7. Conclusion & Reflections
-
Conclusion Summary:
The paper successfully identifies and provides evidence for two critical problems in adapting LLMs for recommendation: knowledge degradation from fine-tuning and semantic disruption from input-space feature injection. It proposes CoRA, an elegant and effective solution that aligns collaborative information with the LLM's parameter space. By generating user-item specific low-rank weights, CoRA enables the LLM to perceive collaborative signals without compromising its inherent knowledge or disrupting text prompts. The experimental results robustly demonstrate the superiority of this paradigm, establishing a new state-of-the-art for LLM-based recommendation.
-
Limitations & Future Work:
The authors acknowledge that the work can be extended in several directions:
- Testing the framework with other backbone LLMs to verify its generalizability.
- Applying the CoRA paradigm to other recommendation tasks beyond binary prediction, such as sequential or conversational recommendation.

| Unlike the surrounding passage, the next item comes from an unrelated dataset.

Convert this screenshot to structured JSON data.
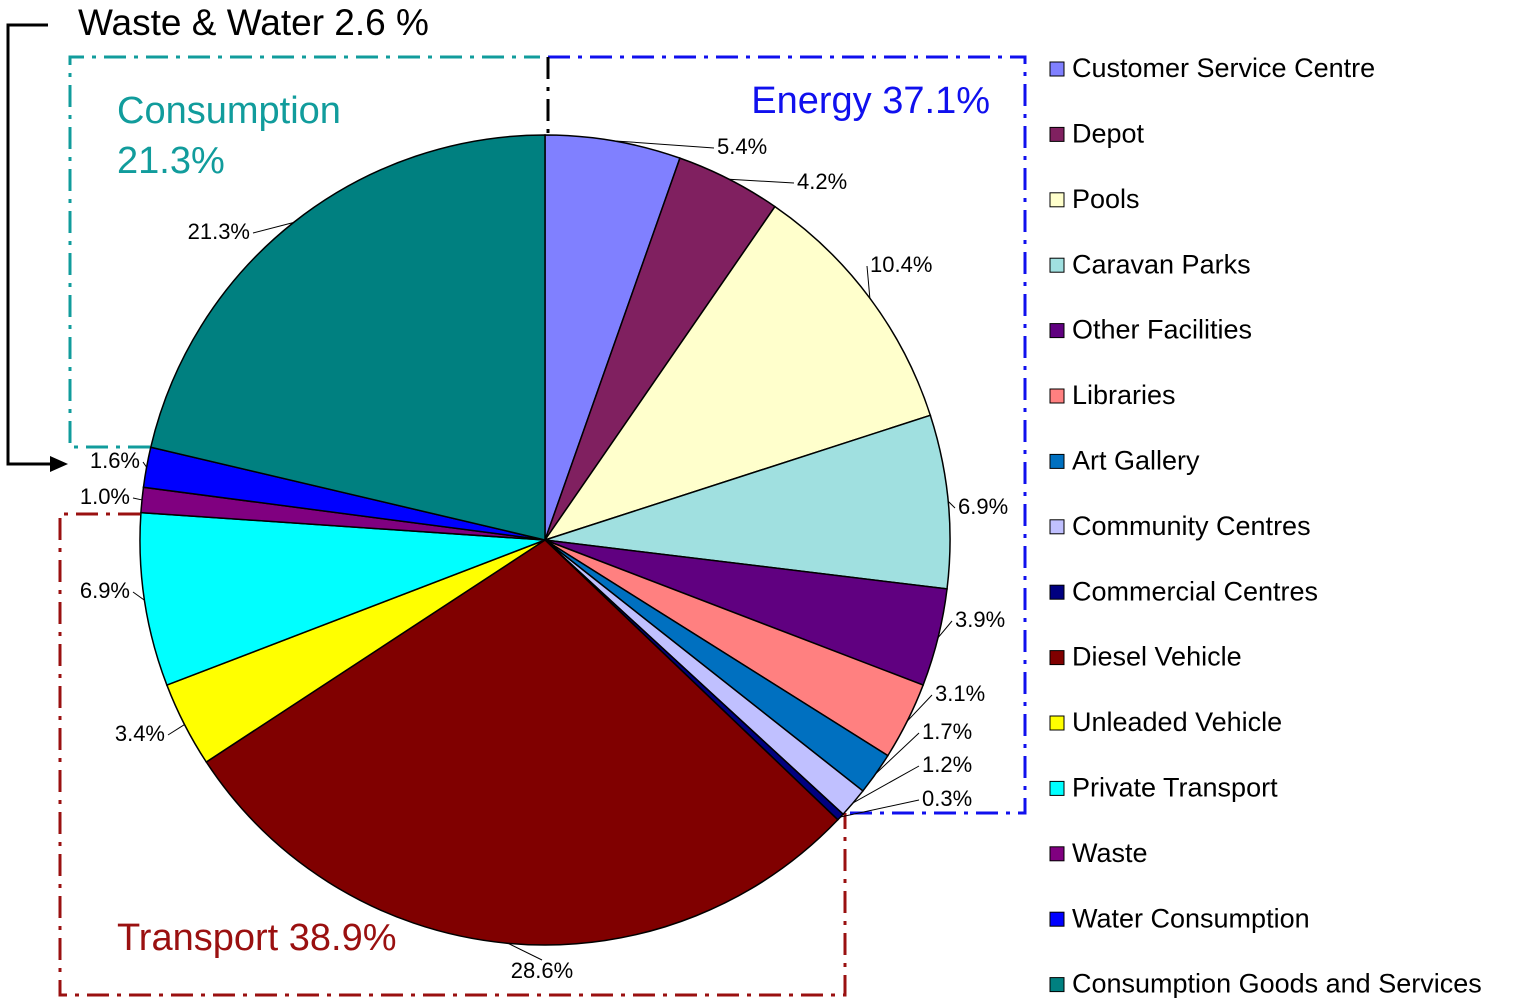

- Exploring its use in device-cloud collaborative learning scenarios, which could have practical implications for privacy and efficiency.
-
Personal Insights & Critique:
- Novelty and Elegance: The central idea of generating dynamic, instance-specific LoRA weights is highly innovative. It's a prime example of creatively repurposing a general machine learning technique (LoRA) for a specific domain problem. The solution is elegant because it cleanly separates the concerns of text understanding and collaborative signal processing.
- Generalizability: The "perceptual weights" concept pioneered in computer vision (
VLoRA) and adapted here for collaborative filtering is very powerful. This architectural pattern could likely be applied to inject any form of structured, non-textual side information (e.g., knowledge graphs, user social networks, item modalities) into an LLM without corrupting the language-based input.

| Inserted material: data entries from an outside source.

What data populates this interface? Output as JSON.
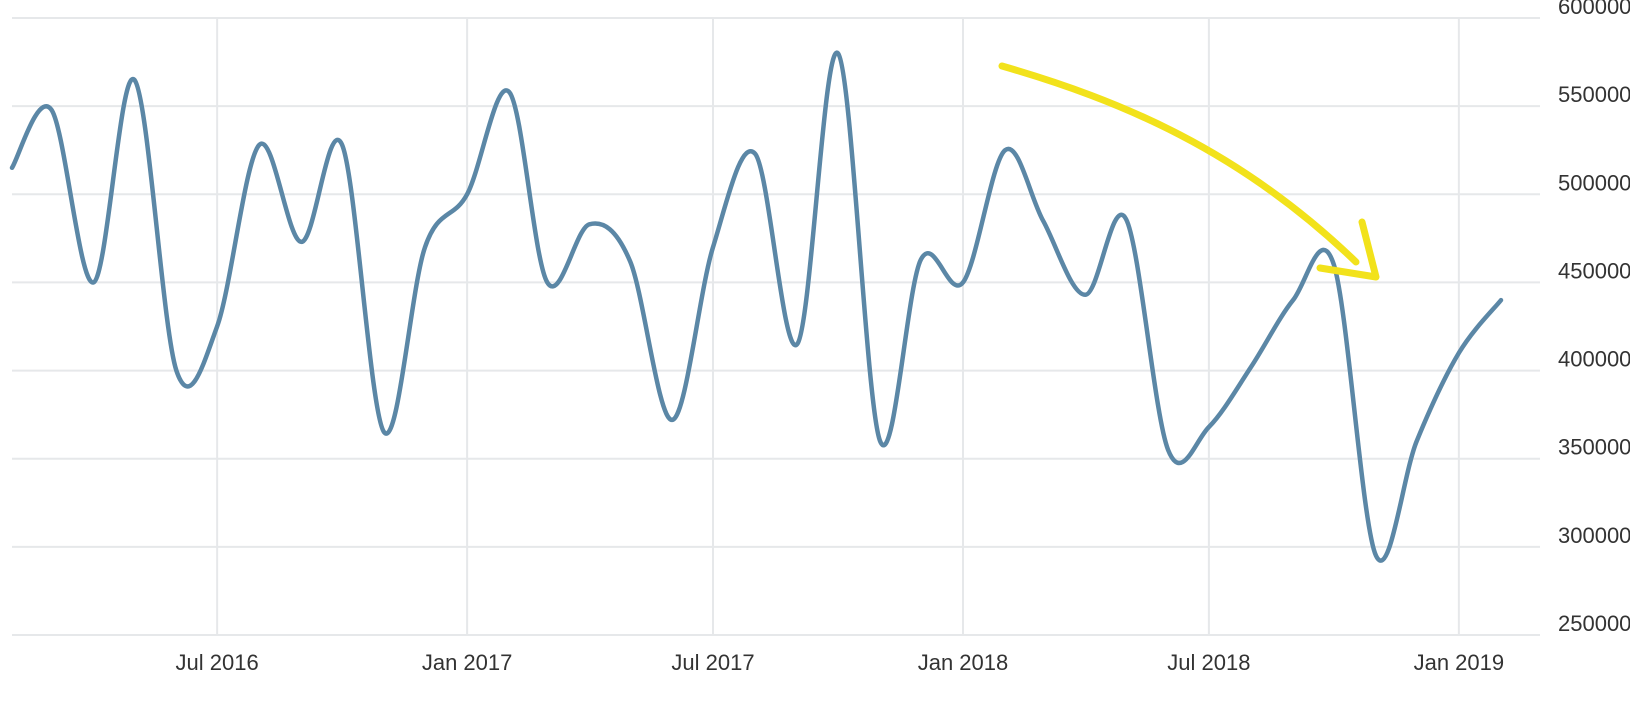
{
  "chart_data": {
    "type": "line",
    "title": "",
    "xlabel": "",
    "ylabel": "",
    "x_tick_labels": [
      "Jul 2016",
      "Jan 2017",
      "Jul 2017",
      "Jan 2018",
      "Jul 2018",
      "Jan 2019"
    ],
    "x_tick_dates": [
      "2016-07-01",
      "2017-01-01",
      "2017-07-01",
      "2018-01-01",
      "2018-07-01",
      "2019-01-01"
    ],
    "x_range": [
      "2016-02-01",
      "2019-02-15"
    ],
    "y_ticks": [
      250000,
      300000,
      350000,
      400000,
      450000,
      500000,
      550000,
      600000
    ],
    "y_tick_labels": [
      "250000",
      "300000",
      "350000",
      "400000",
      "450000",
      "500000",
      "550000",
      "600000"
    ],
    "ylim": [
      250000,
      600000
    ],
    "y_axis_position": "right",
    "grid": true,
    "legend": "none",
    "line_color": "#5b87a6",
    "annotation": {
      "type": "arrow",
      "color": "#f2e21b",
      "description_direction": "downward trend"
    },
    "series": [
      {
        "x": [
          "2016-02-01",
          "2016-03-01",
          "2016-04-01",
          "2016-05-01",
          "2016-06-01",
          "2016-07-01",
          "2016-08-01",
          "2016-09-01",
          "2016-10-01",
          "2016-11-01",
          "2016-12-01",
          "2017-01-01",
          "2017-02-01",
          "2017-03-01",
          "2017-04-01",
          "2017-05-01",
          "2017-06-01",
          "2017-07-01",
          "2017-08-01",
          "2017-09-01",
          "2017-10-01",
          "2017-11-01",
          "2017-12-01",
          "2018-01-01",
          "2018-02-01",
          "2018-03-01",
          "2018-04-01",
          "2018-05-01",
          "2018-06-01",
          "2018-07-01",
          "2018-08-01",
          "2018-09-01",
          "2018-10-01",
          "2018-11-01",
          "2018-12-01",
          "2019-01-01",
          "2019-02-01"
        ],
        "values": [
          515000,
          548000,
          450000,
          565000,
          400000,
          425000,
          528000,
          473000,
          528000,
          365000,
          470000,
          500000,
          558000,
          450000,
          483000,
          462000,
          372000,
          470000,
          523000,
          415000,
          580000,
          360000,
          463000,
          450000,
          525000,
          485000,
          443000,
          486000,
          355000,
          368000,
          402000,
          440000,
          460000,
          295000,
          360000,
          410000,
          440000
        ]
      }
    ]
  }
}
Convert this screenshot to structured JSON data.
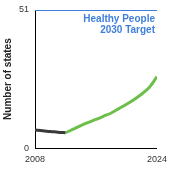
{
  "chart_data": {
    "type": "line",
    "y_label": "Number of states",
    "x": [
      2008,
      2009,
      2010,
      2011,
      2012,
      2013,
      2014,
      2015,
      2016,
      2017,
      2018,
      2019,
      2020,
      2021,
      2022,
      2023,
      2024
    ],
    "series": [
      {
        "color": "#3a3a3a",
        "values": [
          6.7,
          6.4,
          6.2,
          5.9,
          5.7,
          null,
          null,
          null,
          null,
          null,
          null,
          null,
          null,
          null,
          null,
          null,
          null
        ]
      },
      {
        "color": "#6cbf4a",
        "values": [
          null,
          null,
          null,
          null,
          5.7,
          7.0,
          8.3,
          9.5,
          10.6,
          11.8,
          13.0,
          14.6,
          16.2,
          18.0,
          20.0,
          22.5,
          26.4
        ]
      }
    ],
    "target": {
      "value": 51,
      "label": "Healthy People 2030 Target",
      "color": "#3f7fdc"
    },
    "xlim": [
      2008,
      2024
    ],
    "xticks": [
      2008,
      2024
    ],
    "ylim": [
      0,
      51
    ],
    "yticks": [
      0,
      51
    ],
    "grid": false
  }
}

- Dependency on CF Model: A potential weakness is that CoRA's performance is inherently tied to the quality of the initial embeddings produced by the pre-trained collaborative filtering model. If the CF model is weak or trained on sparse data, the collaborative signals passed to the LLM will be noisy, limiting the overall performance. Future work could explore joint training of the CF model and the CoRA generator to allow for end-to-end optimization.
- Inference Overhead: While training is efficient, there is a computational cost at inference time to run the collaborative query generator for every user-item pair. Although this is likely small compared to the LLM's forward pass, it's a practical consideration for real-time systems serving millions of requests.